Numa entrevista a um jornal alemão, Roger Schmidt explicava que nos últimos anos tinha apostado mais no controlo da bola, do controlo dos momentos do jogo, o que lhe permite também gerir melhor os jogadores.
No Benfica, com os jogadores que encontrou e que o acabaram por convencer -lembro que João Mário era tido como um jogador que seria para dispensar, Grimaldo com a situação da última época também estava em causa, ou o caso de Chiquinho -, jogadores que Schmidt foi acrescentando ao seu modelo, eles também lhe permitiram acrescentar essa pausa no jogo do Benfica, que tem também um reflexo na situação física.

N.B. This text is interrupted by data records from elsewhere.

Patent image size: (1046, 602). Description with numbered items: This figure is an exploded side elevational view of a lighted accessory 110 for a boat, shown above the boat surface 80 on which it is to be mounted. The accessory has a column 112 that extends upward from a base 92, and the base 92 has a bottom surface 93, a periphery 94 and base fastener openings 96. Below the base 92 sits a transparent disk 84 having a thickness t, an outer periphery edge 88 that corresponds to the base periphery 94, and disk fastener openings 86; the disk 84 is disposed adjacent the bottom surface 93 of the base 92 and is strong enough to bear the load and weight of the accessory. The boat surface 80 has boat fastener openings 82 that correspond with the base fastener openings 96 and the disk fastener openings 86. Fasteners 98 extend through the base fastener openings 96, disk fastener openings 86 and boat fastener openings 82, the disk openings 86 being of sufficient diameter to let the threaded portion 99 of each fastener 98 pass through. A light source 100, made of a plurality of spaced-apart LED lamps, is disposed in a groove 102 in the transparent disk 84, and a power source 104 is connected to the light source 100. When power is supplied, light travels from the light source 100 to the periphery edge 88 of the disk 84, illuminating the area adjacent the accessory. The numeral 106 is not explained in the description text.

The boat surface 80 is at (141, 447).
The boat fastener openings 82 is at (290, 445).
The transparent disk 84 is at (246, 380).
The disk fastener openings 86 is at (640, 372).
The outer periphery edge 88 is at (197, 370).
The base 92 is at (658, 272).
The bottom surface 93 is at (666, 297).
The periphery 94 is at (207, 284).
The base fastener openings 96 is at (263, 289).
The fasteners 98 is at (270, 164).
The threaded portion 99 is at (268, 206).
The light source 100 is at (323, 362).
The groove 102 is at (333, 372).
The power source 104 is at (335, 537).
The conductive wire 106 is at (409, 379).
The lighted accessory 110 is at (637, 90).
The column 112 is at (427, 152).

É verdade que passámos as últimas semanas da época a dizer que os jogadores do Benfica pareciam exaustos, mas a verdade é que também começaram a temporada mais cedo, por causa das pré-eliminatórias de acesso às competições europeias. Penso que a gestão física acaba por ser muito boa.
Para o futuro vai tentar procurar mais jogadores com essa característica, a tal pausa?
Acho que Roger Schmidt precisa em primeiro lugar de um líder. Não digo que seja um central, pode ser um médio como foi Enzo Fernández. Depois precisa de um jogador como Grimaldo.
Roger Schmidt vai continuar a procurar um modelo híbrido: um modelo que permita ser muito direto e vertical mas, ao mesmo tempo, ter o controle do jogo. Ele tem vindo da radicalização para algo mais equilibrado. Esse é o sentido da filosofia de Roger Schmidt.
Tudo isto sem perder a ideia de querer jogar como uma equipa grande, de querer ser uma equipa ofensiva, uma equipa muito virada para si mesma - e isso também é um defeito, como se viu em alguns jogos esta época. Mas vai manter a identidade de ter jogadores rápidos, contundentes, jogadores que aproximem a equipa rapidamente da área adversária.
Devo dizer que acho que esta é a melhor versão de Roger Schmidt. E tem algo curioso na carreira que é, a segunda temporada dele num clube é sempre melhor do que a primeira. Isto terá que ver com a implantação das ideias, da construção do plantel à luz das ideias dele. Mas agora não vai ter o fator surpresa que teve nesta época sobre os principais rivais, algo que permitiu que o Benfica fosse muito forte no arranque e que fez com que o Benfica ganhasse uma vantagem que era difícil de perder.